Baronetto Noemi, Brizzi Stefano, Pignataro Arianna, Nisi Fulvio, Giustiniano Enrico, Barillà David, Civilini Efrem
Vascular Surgery Unit, IRCCS Humanitas Research Hospital, Via Manzoni 56, 20089 Rozzano, Milan, Italy.
Department of Medicine and Surgery, University of Insubria, 21100 Varese, Italy.
J Clin Med. 2025 Jun 17;14(12):4294. doi: 10.3390/jcm14124294.
Fast-track (FT) protocols have been developed to reduce the surgical burden and enhance recovery, but they still need to be established for carotid endarterectomy (CEA). In this scenario, carotid stenting has gained momentum by answering the need for a less invasive treatment, despite a still debated clinical advantage. We aim to propose a FT protocol for CEA and to analyze its clinical outcomes. : This retrospective, monocentric study enrolled consecutive patients who underwent CEA for asymptomatic carotid stenosis using an FT protocol between January 2016 and December 2024. Patients undergoing CEA for symptomatic carotid stenosis, carotid bypass procedures, and combined interventions were excluded. Our FT protocol comprises same-day hospital admission, exclusive use of local anesthesia, non-invasive assessment of cardiac and neurological status, and selective utilization of cervical drainage.
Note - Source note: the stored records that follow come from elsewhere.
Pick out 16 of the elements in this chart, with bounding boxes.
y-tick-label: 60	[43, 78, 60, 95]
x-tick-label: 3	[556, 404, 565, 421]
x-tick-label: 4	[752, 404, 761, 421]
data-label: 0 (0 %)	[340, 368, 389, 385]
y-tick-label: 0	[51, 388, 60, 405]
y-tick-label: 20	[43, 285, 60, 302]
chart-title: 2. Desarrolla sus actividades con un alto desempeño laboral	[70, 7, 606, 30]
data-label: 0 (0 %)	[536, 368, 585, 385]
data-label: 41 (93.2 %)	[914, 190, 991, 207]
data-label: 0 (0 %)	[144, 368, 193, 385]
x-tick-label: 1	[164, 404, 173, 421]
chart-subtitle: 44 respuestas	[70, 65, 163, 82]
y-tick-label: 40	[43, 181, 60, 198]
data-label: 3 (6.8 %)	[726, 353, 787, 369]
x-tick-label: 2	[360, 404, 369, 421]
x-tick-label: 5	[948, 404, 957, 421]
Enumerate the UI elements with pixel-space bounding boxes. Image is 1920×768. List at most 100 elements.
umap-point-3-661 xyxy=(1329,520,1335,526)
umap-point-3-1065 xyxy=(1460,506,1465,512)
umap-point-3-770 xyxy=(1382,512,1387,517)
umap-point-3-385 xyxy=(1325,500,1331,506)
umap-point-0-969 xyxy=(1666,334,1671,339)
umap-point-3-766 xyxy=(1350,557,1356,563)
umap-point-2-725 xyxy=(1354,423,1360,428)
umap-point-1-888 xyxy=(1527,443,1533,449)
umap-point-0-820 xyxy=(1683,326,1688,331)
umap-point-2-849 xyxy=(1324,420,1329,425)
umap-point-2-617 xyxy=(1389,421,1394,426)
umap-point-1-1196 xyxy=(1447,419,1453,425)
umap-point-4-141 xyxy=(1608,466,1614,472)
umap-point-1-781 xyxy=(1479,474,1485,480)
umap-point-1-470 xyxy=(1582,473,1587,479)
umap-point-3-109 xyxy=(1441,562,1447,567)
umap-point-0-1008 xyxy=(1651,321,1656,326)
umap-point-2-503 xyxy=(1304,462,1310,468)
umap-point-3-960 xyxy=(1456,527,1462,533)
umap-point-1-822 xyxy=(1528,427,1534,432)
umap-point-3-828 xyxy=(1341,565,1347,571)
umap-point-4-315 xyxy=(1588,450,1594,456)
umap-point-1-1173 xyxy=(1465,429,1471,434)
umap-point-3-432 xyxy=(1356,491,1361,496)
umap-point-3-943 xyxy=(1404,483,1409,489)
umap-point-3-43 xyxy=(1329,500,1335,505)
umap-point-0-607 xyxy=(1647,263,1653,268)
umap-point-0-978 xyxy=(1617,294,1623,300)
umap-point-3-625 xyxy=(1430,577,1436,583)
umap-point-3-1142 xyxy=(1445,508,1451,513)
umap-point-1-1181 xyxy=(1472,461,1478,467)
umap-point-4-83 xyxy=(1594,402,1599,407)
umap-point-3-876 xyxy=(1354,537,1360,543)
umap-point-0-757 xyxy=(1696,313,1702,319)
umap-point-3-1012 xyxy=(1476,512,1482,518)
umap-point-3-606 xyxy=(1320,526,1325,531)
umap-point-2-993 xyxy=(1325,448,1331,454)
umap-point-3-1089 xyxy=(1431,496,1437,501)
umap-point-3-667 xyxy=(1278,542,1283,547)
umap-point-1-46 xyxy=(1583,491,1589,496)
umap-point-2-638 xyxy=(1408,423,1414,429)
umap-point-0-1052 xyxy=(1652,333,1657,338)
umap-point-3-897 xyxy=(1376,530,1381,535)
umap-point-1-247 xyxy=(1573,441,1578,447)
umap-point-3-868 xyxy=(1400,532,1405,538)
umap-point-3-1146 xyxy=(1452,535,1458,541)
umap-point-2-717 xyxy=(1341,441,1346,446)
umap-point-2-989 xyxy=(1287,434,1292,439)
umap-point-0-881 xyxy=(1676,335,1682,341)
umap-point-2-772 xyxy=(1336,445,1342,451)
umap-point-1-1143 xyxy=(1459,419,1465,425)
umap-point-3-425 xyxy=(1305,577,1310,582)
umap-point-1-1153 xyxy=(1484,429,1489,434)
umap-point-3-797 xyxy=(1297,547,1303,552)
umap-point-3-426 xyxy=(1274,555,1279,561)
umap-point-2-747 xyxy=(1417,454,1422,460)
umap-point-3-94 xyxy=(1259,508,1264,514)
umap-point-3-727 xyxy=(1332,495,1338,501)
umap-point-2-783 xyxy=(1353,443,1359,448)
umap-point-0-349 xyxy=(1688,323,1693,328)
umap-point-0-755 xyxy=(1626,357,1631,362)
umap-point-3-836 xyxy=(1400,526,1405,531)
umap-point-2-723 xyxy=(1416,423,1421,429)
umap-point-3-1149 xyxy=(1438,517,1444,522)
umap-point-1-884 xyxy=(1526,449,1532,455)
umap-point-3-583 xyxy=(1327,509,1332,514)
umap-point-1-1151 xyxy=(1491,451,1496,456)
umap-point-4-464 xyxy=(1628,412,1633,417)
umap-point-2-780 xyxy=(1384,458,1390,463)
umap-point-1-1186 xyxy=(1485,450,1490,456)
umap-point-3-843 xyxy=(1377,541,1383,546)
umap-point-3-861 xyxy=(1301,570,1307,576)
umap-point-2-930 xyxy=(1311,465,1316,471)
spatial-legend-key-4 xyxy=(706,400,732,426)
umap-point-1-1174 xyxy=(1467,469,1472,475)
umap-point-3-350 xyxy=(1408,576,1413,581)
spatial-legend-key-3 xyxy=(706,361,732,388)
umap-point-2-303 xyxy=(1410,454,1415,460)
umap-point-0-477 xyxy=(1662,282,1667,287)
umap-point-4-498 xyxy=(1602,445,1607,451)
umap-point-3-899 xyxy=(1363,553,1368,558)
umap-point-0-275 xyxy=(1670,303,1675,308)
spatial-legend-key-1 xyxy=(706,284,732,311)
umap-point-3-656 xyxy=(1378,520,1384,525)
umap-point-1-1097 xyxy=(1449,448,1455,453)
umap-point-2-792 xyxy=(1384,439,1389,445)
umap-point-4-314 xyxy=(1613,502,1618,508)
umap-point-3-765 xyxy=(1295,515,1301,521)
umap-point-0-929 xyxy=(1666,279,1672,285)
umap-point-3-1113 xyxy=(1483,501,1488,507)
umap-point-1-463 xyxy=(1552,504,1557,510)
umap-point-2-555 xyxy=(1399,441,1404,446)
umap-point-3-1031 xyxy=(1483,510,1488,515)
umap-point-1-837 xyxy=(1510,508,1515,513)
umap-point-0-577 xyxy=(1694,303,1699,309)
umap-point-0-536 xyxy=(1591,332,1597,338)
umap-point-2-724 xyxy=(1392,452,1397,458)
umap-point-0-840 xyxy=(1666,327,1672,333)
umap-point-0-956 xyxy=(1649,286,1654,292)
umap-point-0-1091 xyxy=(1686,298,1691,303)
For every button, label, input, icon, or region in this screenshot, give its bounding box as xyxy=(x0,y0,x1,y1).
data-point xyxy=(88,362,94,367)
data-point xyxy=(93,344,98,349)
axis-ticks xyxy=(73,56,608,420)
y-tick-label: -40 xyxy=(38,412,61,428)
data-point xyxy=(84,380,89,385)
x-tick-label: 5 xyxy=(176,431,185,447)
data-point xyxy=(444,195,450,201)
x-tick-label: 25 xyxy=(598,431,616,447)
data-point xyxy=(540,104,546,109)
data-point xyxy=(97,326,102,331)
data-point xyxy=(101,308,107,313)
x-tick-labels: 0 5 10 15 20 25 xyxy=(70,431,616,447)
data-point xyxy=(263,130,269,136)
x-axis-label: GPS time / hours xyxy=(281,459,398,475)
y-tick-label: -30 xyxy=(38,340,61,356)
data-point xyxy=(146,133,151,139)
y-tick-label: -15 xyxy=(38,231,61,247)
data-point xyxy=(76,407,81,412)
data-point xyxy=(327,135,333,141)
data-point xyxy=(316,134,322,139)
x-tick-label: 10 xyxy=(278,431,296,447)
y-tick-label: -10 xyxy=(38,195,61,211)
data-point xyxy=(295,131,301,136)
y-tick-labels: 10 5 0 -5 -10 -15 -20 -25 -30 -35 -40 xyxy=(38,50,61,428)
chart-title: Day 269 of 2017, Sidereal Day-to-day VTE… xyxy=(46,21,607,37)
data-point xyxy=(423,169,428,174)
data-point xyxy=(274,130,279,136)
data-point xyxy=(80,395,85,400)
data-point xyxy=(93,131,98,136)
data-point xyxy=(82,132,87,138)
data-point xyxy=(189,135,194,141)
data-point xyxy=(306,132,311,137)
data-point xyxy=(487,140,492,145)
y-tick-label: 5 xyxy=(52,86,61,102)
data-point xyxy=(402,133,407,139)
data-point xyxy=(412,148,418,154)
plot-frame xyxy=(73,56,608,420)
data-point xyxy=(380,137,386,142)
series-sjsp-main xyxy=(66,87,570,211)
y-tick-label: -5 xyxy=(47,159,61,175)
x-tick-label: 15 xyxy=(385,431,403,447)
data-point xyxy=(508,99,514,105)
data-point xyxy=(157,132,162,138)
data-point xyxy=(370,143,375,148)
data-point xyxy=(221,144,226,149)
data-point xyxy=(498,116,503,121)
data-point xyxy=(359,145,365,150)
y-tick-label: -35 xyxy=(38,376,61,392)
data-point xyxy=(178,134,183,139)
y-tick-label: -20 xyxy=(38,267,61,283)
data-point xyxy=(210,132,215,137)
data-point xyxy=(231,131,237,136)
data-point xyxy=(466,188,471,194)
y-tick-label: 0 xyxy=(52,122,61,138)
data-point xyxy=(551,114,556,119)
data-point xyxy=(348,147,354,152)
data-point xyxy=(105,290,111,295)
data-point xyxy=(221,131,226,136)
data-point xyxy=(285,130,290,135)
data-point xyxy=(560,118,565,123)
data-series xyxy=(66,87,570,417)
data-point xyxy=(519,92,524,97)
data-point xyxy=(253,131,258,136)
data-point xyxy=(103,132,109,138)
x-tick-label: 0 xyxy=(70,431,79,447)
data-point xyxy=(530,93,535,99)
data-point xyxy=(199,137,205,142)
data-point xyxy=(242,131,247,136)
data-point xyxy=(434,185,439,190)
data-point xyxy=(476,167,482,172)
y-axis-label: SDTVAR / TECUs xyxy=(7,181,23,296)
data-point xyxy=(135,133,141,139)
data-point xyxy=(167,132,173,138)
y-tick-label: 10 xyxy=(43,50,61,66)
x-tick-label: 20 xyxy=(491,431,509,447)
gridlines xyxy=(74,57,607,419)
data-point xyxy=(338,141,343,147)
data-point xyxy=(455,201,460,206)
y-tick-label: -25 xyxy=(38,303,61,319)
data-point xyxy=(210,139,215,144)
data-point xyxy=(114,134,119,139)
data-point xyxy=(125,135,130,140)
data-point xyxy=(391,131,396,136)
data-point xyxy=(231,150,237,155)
Discharge criteria were goal-directed and included the absence of pain, electrocardiographic abnormalities, hemodynamic instability, neck hematoma, or cranial nerve injury, with a structured plan for rapid readmission if required. Postoperative pain was assessed using the numerical rating scale (NRS), administered to all patients. The perioperative clinical impact of the protocol was evaluated based on complication rates, pain control, length of hospital stay, and early readmission rates. : Among 1051 patients who underwent CEA, 853 met the inclusion criteria. General anesthesia was required in 17 cases (2%), while a cervical drain was placed in 83 patients (10%). The eversion technique was employed in 765 cases (90%). Postoperative intensive care unit (ICU) monitoring was necessary for 7 patients (1%). The mean length of hospital stay was 1.17 days. Postoperatively, 17 patients (2%) required surgical revision. Minor stroke occurred in three patients (0.4%), and acute myocardial infarction requiring angioplasty in two patients (0.2%). Inadequate postoperative pain control (NRS > 4) was reported by five patients (0.6%). Hospital readmission was required for one patient due to a neck hematoma. : The reported fast-track protocol for elective carotid surgery was associated with a low rate of postoperative complications. These findings support its clinical value and highlight the need for further validation through controlled comparative studies. Furthermore, the implementation of fast-track protocols in carotid surgery should prompt comparative medico-economic research.
快速通道(FT)方案已被制定用于减轻手术负担并促进康复,但颈动脉内膜切除术(CEA)仍需建立相应方案。在这种情况下,颈动脉支架置入术因满足了对侵入性较小治疗的需求而得到发展,尽管其临床优势仍存在争议。我们旨在提出一种CEA的FT方案并分析其临床结果。:这项回顾性、单中心研究纳入了2016年1月至2024年12月期间使用FT方案接受无症状颈动脉狭窄CEA手术的连续患者。因症状性颈动脉狭窄、颈动脉搭桥手术和联合干预而接受CEA的患者被排除。我们的FT方案包括当日入院、仅使用局部麻醉、对心脏和神经状态进行无创评估以及选择性使用颈部引流。出院标准是有针对性的,包括无疼痛、心电图异常、血流动力学不稳定、颈部血肿或颅神经损伤,如有需要有快速再次入院的结构化计划。使用数字评分量表(NRS)对所有患者进行术后疼痛评估。基于并发症发生率、疼痛控制、住院时间和早期再入院率评估该方案的围手术期临床影响。:在1051例行CEA的患者中,853例符合纳入标准。17例(2%)需要全身麻醉,83例(10%)放置了颈部引流管。765例(90%)采用了外翻技术。7例(1%)患者术后需要重症监护病房(ICU)监测。平均住院时间为1.17天。术后,17例(2%)患者需要手术翻修。3例(0.4%)患者发生轻微卒中,2例(0.2%)患者发生需要血管成形术的急性心肌梗死。5例(0.6%)患者报告术后疼痛控制不佳(NRS>4)。1例患者因颈部血肿需要再次入院。:所报告的选择性颈动脉手术快速通道方案与术后并发症发生率低相关。这些发现支持了其临床价值,并强调需要通过对照比较研究进行进一步验证。此外,在颈动脉手术中实施快速通道方案应促使进行比较医学经济学研究。